Procurando evitar que “eventuais atropelos às regras deontológicas não sejam repetidos no futuro”, as recomendações daquele órgão exprimem o desejo de que os jornalistas “tenham um especial cuidado na exposição de informação da esfera privada de eventuais suspeitos, arguidos ou réus antes de uma eventual sentença transitar em julgado”.
“Não podem os jornalistas assumir o papel de proponentes de teses, sem fundamentação justificada, sobre o eventual iter criminis (história do eventual crime)”, sustenta o comunicado.

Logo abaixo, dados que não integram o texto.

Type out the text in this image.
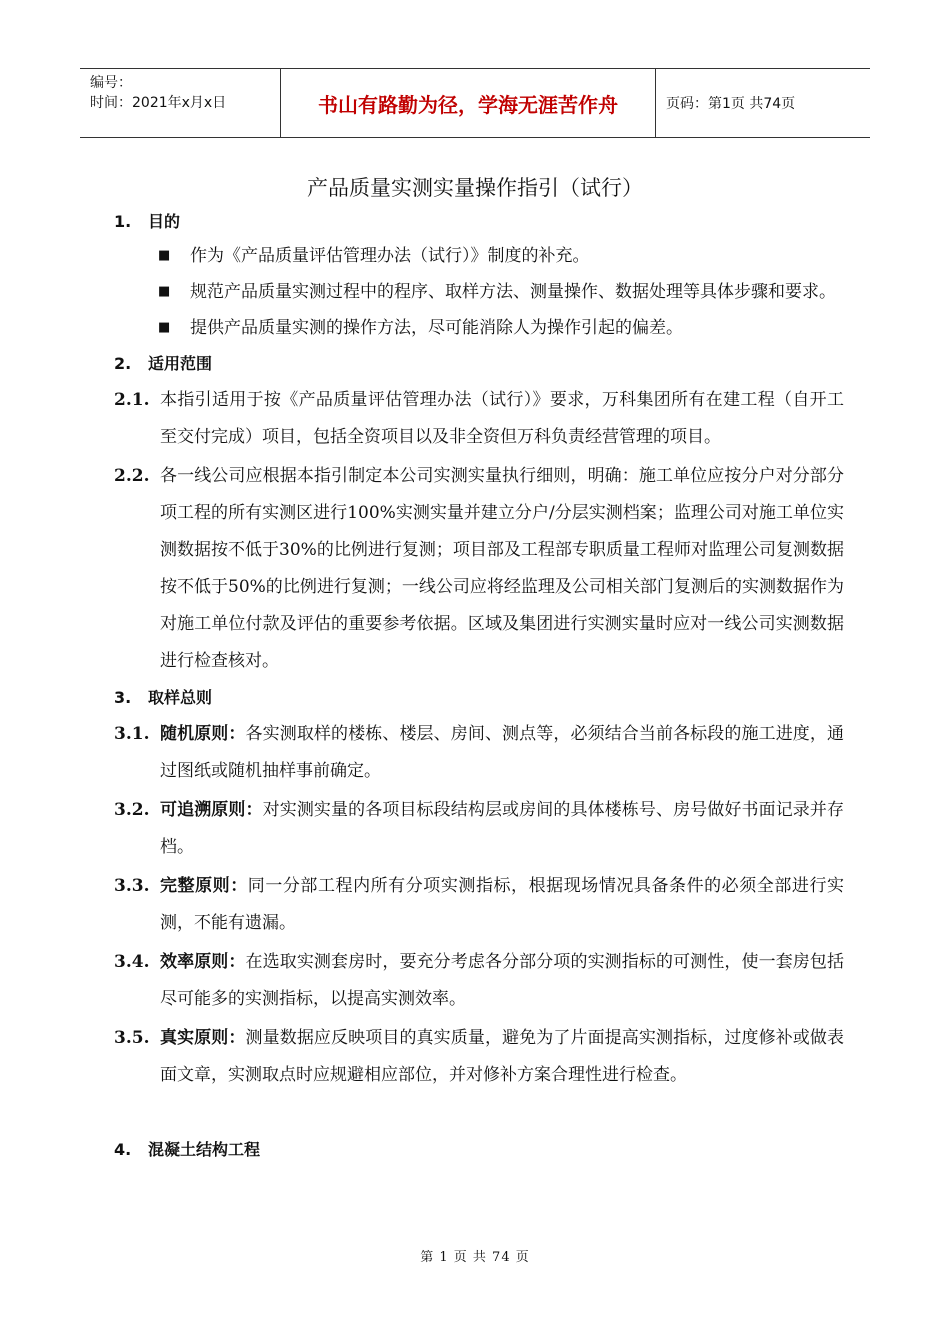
编号：
时间：2021年x月x日	书山有路勤为径，学海无涯苦作舟	页码：第1页 共74页
产品质量实测实量操作指引（试行）
1.	目的
■	作为《产品质量评估管理办法（试行）》制度的补充。
■	规范产品质量实测过程中的程序、取样方法、测量操作、数据处理等具体步骤和要求。
■	提供产品质量实测的操作方法，尽可能消除人为操作引起的偏差。
2.	适用范围
2.1. 本指引适用于按《产品质量评估管理办法（试行）》要求，万科集团所有在建工程（自开工至交付完成）项目，包括全资项目以及非全资但万科负责经营管理的项目。
2.2. 各一线公司应根据本指引制定本公司实测实量执行细则，明确：施工单位应按分户对分部分项工程的所有实测区进行100%实测实量并建立分户/分层实测档案；监理公司对施工单位实测数据按不低于30%的比例进行复测；项目部及工程部专职质量工程师对监理公司复测数据按不低于50%的比例进行复测；一线公司应将经监理及公司相关部门复测后的实测数据作为对施工单位付款及评估的重要参考依据。区域及集团进行实测实量时应对一线公司实测数据进行检查核对。
3.	取样总则
3.1. 随机原则：各实测取样的楼栋、楼层、房间、测点等，必须结合当前各标段的施工进度，通过图纸或随机抽样事前确定。
3.2. 可追溯原则：对实测实量的各项目标段结构层或房间的具体楼栋号、房号做好书面记录并存档。
3.3. 完整原则：同一分部工程内所有分项实测指标，根据现场情况具备条件的必须全部进行实测，不能有遗漏。
3.4. 效率原则：在选取实测套房时，要充分考虑各分部分项的实测指标的可测性，使一套房包括尽可能多的实测指标，以提高实测效率。
3.5. 真实原则：测量数据应反映项目的真实质量，避免为了片面提高实测指标，过度修补或做表面文章，实测取点时应规避相应部位，并对修补方案合理性进行检查。
4.	混凝土结构工程
第 1 页 共 74 页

Para o Conselho Deontológico, “a informação veiculada por fontes confidenciais, se não apoiadas em documentos oficiais, requer sempre uma investigação subsequente por parte do jornalista para a sua confirmação. Nunca deve o jornalista usar simplesmente a fonte anónima, a fonte próxima, a fonte fidedigna para credibilizar uma informação sobre uma matéria em que não haja certezas, por isso alimentar a especulação e o boato”.